Thumbing through the 95xx Installation Guide I found that the chassis and fan trays take 318 watts, supervisor cards take 126 watts each and the biggest module, 48 port line-cards, 195 watts each. Therefore a fully populated 9513 would require 2715 watts. Based on UK power supplies of 240V, that's just over 11 amps. So, technically (although I wouldn't advise it and probably wouldn't try it) a 13A power supply would suffice.

So what's with the 6000W power supply? In fact, the power supplies in the 9513 are 6000W *capable* but don't have to demand or supply that level of power. Each takes two power feeds (from separate PDUs hopefully) and if only one feed is available, the power supply can only provide 2900W. If you think about it, what that means is that overall, 2 power supplies can provide ample power to run the switch without being under stress (and therefore provide more consistent, smooth power). Should a PDU fail, then each PSU can supply 2900W, again easily enough to run the whole switch. If *at the same time* one PSU should also fail, the remaining power supply can still run the whole switch. It may not be a desirable situation but it is possible. In terms of what power/cooling requirement should be catered for, it is actually a maximum of 2715 watts.

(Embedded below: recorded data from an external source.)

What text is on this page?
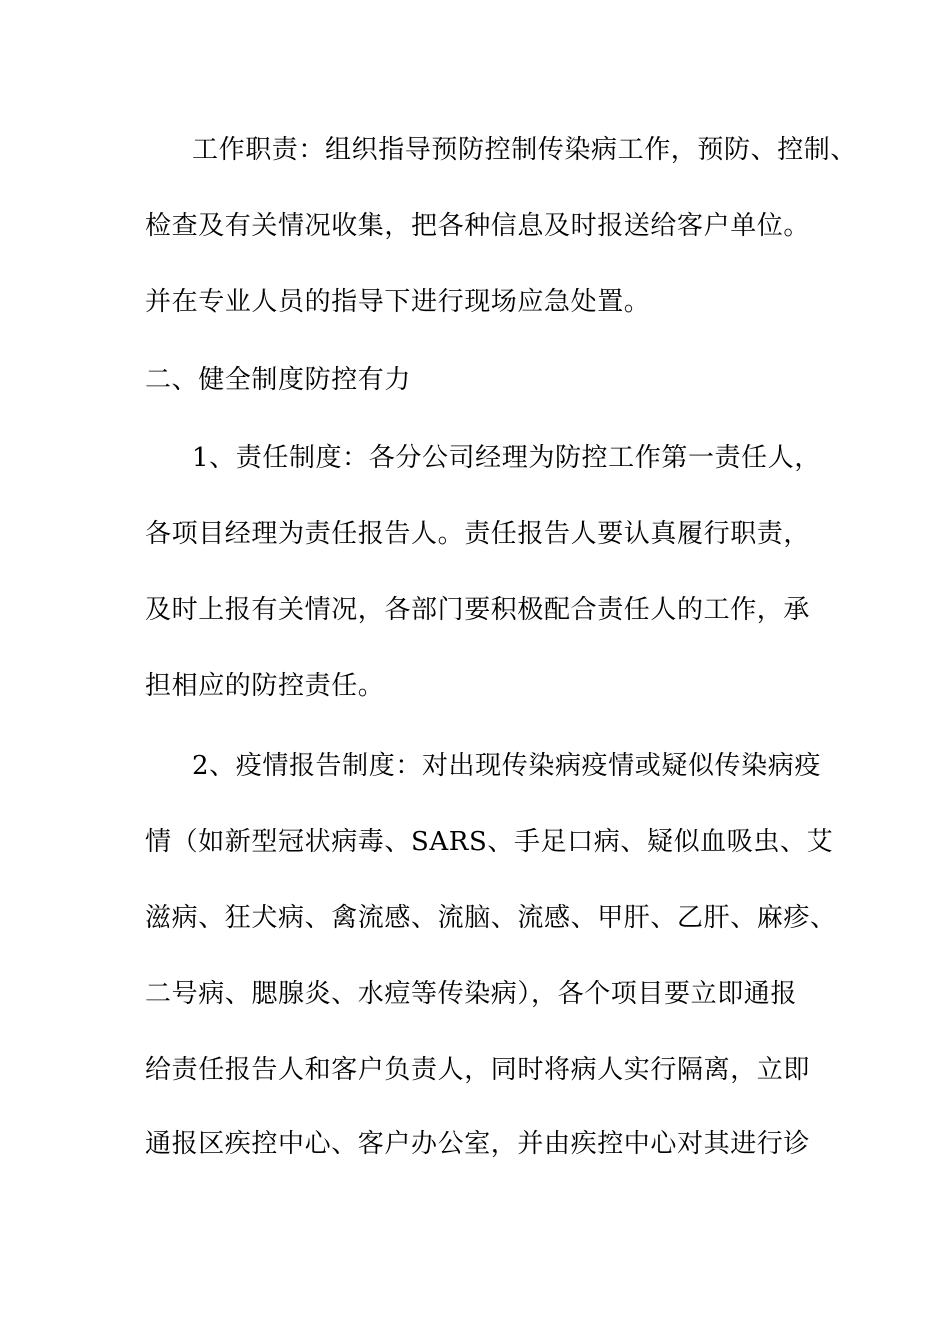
工作职责：组织指导预防控制传染病工作，预防、控制、
检查及有关情况收集，把各种信息及时报送给客户单位。
并在专业人员的指导下进行现场应急处置。
二、健全制度防控有力
1、责任制度：各分公司经理为防控工作第一责任人，
各项目经理为责任报告人。责任报告人要认真履行职责，
及时上报有关情况，各部门要积极配合责任人的工作，承
担相应的防控责任。
2、疫情报告制度：对出现传染病疫情或疑似传染病疫
情（如新型冠状病毒、SARS、手足口病、疑似血吸虫、艾
滋病、狂犬病、禽流感、流脑、流感、甲肝、乙肝、麻疹、
二号病、腮腺炎、水痘等传染病），各个项目要立即通报
给责任报告人和客户负责人，同时将病人实行隔离，立即
通报区疾控中心、客户办公室，并由疾控中心对其进行诊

It just shows what reading the manual can do for you.

Certification Nightmare

One of the things I've always found a real issue in heterogeneous environments is that of certification. By certification I mean confirming that an installation is vendor supported. This is no mean feat in today's storage world. There are multiple layers - storage array, fabric, HBA, O/S, logical volume manager and multipathing software. There are also issues of virtualisation, product co-existence (e.g mixing switches from the same vendor but different OEM vendors), management tools, replication software and applications.



The stack of products and levels that must be considered is huge, especially if each layer has multiple products. It is also true that certain vendors don't help this situation (a) when new software is required to support a new array (for example) and it affects all other layers of the stack (b) competing vendors don't fully support their competitor's technology until well after the release date.



I've not yet seen a suitable solution for tracking certification levels. Firstly, even the vendors can't document their own products in a consistent fashion. Consider Emulex - querying the driver level on a Windows host returns a string which *contains* the version, but isn't in a consistent format. The returned string is different for Emulex on Solaris.



I think we've reached the point where we need a Certification Authority. Someone needs to take control and get all vendors to map their products to a consistent standard. Actually, I'd like to do it and I'm working on a markup language to help. It wouldn't be difficult. Probably the most troublesome part would be assigning an index code to each version/product/level that vendors produce - and getting them to use them....

By the way, in case anyone suggests SAN Advisor or Onaro SANScreen, I don't think either of these products are up to the mark. I've seen SAN Advisor demonstrated a number of times and it looked like a generation 1 product. SANScreen was interesting but not a certification tool as such - more like a semantic rather than syntactic storage product.